For much of his presidency, Obama tried to see the best in his Republican opponents — to compromise with them, to transcend the “red and blue America” dichotomy. This approach foundered after Democrats lost Congress, as a united Republican opposition simply obstructed whatever Obama wanted to do. Obama was eventually forced to stop trying to compromise with Republicans and start fighting them.
Yet when it comes to the global backlash against progress, Obama is endorsing the same failed playbook from his early presidency. His impulses are admirable; to have gone through eight years of the presidency without losing your ability to see the best in your opponents takes a strength of character I’m sure I wouldn’t have. But Obama’s politics of compromise isn’t enough in a moment that calls for a politics of combat.

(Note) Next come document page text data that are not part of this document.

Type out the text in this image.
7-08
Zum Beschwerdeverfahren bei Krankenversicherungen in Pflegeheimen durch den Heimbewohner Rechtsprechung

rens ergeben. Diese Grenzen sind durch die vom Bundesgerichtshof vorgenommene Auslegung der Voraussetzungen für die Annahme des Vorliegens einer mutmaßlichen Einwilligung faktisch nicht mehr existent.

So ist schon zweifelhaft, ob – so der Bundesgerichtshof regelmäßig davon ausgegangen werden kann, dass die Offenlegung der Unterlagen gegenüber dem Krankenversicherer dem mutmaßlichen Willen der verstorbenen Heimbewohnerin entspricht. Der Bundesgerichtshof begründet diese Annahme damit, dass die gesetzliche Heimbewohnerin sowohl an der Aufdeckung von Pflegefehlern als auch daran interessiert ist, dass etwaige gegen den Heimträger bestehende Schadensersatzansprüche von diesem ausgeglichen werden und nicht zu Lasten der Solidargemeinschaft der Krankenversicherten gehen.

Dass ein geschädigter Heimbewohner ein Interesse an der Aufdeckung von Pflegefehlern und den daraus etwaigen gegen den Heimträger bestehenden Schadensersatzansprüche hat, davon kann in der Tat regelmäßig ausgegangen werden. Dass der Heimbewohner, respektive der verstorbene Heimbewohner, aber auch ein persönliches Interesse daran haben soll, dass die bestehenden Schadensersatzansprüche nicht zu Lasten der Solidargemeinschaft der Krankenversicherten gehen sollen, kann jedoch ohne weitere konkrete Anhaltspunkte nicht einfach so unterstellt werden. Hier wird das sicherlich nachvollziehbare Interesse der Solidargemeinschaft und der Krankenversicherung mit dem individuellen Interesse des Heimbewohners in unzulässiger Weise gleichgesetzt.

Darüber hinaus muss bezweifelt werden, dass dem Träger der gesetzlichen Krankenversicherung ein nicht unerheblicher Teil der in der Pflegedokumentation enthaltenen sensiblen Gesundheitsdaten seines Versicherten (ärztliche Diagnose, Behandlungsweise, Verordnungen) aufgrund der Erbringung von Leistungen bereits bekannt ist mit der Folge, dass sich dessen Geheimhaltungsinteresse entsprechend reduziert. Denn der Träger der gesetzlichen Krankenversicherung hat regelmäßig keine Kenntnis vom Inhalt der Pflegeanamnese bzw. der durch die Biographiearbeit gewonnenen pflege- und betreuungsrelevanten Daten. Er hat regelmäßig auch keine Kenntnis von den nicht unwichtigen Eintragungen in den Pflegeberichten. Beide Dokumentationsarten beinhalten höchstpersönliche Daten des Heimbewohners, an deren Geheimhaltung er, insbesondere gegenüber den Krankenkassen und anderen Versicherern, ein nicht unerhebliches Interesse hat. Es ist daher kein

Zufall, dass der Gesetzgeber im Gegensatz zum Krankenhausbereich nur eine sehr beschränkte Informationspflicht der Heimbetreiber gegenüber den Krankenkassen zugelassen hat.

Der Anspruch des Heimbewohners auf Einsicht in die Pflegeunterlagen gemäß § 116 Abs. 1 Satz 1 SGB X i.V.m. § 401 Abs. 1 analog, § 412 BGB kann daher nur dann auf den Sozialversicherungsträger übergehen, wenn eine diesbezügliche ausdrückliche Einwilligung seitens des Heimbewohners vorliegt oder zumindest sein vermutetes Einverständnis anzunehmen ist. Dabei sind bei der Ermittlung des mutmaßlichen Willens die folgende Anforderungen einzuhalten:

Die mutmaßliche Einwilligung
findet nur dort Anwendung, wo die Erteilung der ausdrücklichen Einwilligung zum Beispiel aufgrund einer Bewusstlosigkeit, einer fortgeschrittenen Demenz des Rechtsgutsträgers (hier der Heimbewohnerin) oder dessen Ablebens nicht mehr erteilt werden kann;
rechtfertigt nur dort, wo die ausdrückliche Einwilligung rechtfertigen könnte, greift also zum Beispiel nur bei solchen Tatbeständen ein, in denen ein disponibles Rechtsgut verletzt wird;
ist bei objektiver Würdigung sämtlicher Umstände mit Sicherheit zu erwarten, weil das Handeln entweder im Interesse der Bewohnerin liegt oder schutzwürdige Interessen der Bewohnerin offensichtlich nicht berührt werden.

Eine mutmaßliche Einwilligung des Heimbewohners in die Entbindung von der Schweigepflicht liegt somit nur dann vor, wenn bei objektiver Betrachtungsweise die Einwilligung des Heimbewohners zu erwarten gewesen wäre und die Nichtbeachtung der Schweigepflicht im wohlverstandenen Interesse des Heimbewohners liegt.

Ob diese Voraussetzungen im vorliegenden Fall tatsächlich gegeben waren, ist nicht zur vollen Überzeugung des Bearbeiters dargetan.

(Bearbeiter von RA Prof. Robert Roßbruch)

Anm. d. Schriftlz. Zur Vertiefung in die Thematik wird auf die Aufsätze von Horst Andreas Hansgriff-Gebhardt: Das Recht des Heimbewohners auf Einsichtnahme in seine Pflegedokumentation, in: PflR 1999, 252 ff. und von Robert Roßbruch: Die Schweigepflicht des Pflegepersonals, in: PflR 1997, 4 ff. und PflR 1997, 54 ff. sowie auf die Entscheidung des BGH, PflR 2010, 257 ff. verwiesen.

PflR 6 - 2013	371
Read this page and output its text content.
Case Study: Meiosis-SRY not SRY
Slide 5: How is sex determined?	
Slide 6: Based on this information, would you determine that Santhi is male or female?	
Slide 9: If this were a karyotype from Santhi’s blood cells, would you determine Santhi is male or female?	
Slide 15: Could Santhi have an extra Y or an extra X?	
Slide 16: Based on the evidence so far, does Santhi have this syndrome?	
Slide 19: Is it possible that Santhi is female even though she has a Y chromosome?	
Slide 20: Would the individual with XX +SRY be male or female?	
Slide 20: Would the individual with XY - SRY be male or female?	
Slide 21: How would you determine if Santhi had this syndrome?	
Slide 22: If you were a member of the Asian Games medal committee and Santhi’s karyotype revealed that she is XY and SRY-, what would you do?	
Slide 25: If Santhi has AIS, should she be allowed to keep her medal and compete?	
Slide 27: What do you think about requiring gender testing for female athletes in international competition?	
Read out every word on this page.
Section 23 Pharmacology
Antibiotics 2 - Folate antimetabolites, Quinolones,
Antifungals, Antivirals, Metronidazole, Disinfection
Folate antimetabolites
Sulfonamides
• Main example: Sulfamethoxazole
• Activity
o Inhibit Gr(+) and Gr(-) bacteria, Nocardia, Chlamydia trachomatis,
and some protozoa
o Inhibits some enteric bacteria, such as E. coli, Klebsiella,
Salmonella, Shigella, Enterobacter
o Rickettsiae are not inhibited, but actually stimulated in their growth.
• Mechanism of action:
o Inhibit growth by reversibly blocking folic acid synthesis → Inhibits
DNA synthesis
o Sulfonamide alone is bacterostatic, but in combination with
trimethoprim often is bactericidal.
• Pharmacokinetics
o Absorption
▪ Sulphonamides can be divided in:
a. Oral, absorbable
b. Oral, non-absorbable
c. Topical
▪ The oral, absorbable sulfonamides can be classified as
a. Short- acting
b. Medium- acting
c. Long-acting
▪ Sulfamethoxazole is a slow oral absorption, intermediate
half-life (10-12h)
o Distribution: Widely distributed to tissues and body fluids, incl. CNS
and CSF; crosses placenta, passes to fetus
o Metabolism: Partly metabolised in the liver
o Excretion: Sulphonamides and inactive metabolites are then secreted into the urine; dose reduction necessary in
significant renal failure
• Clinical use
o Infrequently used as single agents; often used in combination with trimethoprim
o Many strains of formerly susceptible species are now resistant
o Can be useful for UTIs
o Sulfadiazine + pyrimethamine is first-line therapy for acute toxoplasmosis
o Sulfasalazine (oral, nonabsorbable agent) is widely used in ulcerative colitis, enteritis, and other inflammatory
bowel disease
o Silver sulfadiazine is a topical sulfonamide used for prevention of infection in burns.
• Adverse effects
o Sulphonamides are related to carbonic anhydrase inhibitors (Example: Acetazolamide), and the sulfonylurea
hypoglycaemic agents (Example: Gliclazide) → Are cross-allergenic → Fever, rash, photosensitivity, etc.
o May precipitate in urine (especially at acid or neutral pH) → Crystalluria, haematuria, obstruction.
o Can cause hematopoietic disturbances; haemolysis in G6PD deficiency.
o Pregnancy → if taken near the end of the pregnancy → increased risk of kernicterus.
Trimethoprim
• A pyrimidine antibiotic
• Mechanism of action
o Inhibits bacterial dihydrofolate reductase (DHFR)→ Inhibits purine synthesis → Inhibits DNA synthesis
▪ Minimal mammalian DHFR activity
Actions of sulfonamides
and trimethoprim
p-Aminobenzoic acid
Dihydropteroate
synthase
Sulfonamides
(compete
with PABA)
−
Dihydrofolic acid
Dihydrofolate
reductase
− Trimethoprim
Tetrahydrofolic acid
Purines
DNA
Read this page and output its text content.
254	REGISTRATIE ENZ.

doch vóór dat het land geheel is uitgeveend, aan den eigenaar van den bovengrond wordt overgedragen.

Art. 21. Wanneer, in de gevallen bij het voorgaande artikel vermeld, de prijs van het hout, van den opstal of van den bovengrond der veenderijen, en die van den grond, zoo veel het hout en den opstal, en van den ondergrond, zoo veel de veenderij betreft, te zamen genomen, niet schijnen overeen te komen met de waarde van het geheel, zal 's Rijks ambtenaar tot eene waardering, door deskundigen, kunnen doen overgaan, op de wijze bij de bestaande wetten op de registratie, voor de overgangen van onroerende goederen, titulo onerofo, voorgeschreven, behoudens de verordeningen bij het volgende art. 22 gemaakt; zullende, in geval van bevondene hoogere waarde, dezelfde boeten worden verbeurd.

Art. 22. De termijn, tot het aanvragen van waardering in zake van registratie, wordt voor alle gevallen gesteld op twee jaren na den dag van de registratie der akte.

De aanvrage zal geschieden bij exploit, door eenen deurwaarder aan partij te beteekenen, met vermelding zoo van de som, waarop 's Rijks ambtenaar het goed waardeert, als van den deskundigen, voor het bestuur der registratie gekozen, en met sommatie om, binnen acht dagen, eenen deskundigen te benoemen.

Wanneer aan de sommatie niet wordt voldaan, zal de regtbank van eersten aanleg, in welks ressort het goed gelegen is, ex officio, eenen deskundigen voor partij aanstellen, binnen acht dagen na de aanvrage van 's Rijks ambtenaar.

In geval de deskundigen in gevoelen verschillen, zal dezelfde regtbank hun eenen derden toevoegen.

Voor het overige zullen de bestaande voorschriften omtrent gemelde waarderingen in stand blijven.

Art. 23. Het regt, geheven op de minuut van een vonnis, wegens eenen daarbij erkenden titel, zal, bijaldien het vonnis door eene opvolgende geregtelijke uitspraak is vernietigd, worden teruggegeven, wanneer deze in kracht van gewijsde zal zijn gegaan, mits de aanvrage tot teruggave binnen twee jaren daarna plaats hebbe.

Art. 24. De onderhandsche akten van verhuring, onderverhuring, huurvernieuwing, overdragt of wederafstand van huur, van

The ultimate sadness of Obama’s speech
Ultimately, though, my problems with Obama’s speech are the kinds of disagreements that are worth having. Political science, history, political strategy — these are subjects we should be debating. Obama’s speech may not be right on everything, but it’s a good-faith contribution to a series of important arguments about the big questions in 21st-century politics.
Meanwhile, the current president was, on the same day as Obama’s speech, busy lying about misspeaking during a fawning meeting with Vladimir Putin. And that contrast makes Obama’s speech kind of hard to watch.
You don’t have to agree with Obama’s policies or approach to politics to recognize that he’s an intellectually serious, thoughtful guy. When he speaks, he puts care into his words and tries to convey his particular worldview honestly and clearly. Trump’s rhetoric, by contrast, is barely coherent, peppered with crude insults and casual musings about violence.
Trump’s defining characteristic, as a public speaker, is frequent and transparently political lying. The New York Times compared Trump’s record on truth-telling to Obama’s and found a huge discrepancy: “In his first 10 months, Trump told nearly six times as many falsehoods as Obama did during his entire presidency.” The result is that presidential rhetoric is now fundamentally suspect; when the president speaks, it makes more sense to assume what he’s saying isn’t true than to do the reverse. A baseline level of good faith and decency in American public life has, at least for the time being, simply been wiped away.
Listening to Obama give his first major post-presidency speech, then, isn’t just an experience of engaging with ideas. It’s a brutal reminder of just how much we’ve lost — and how quickly we’ve lost it.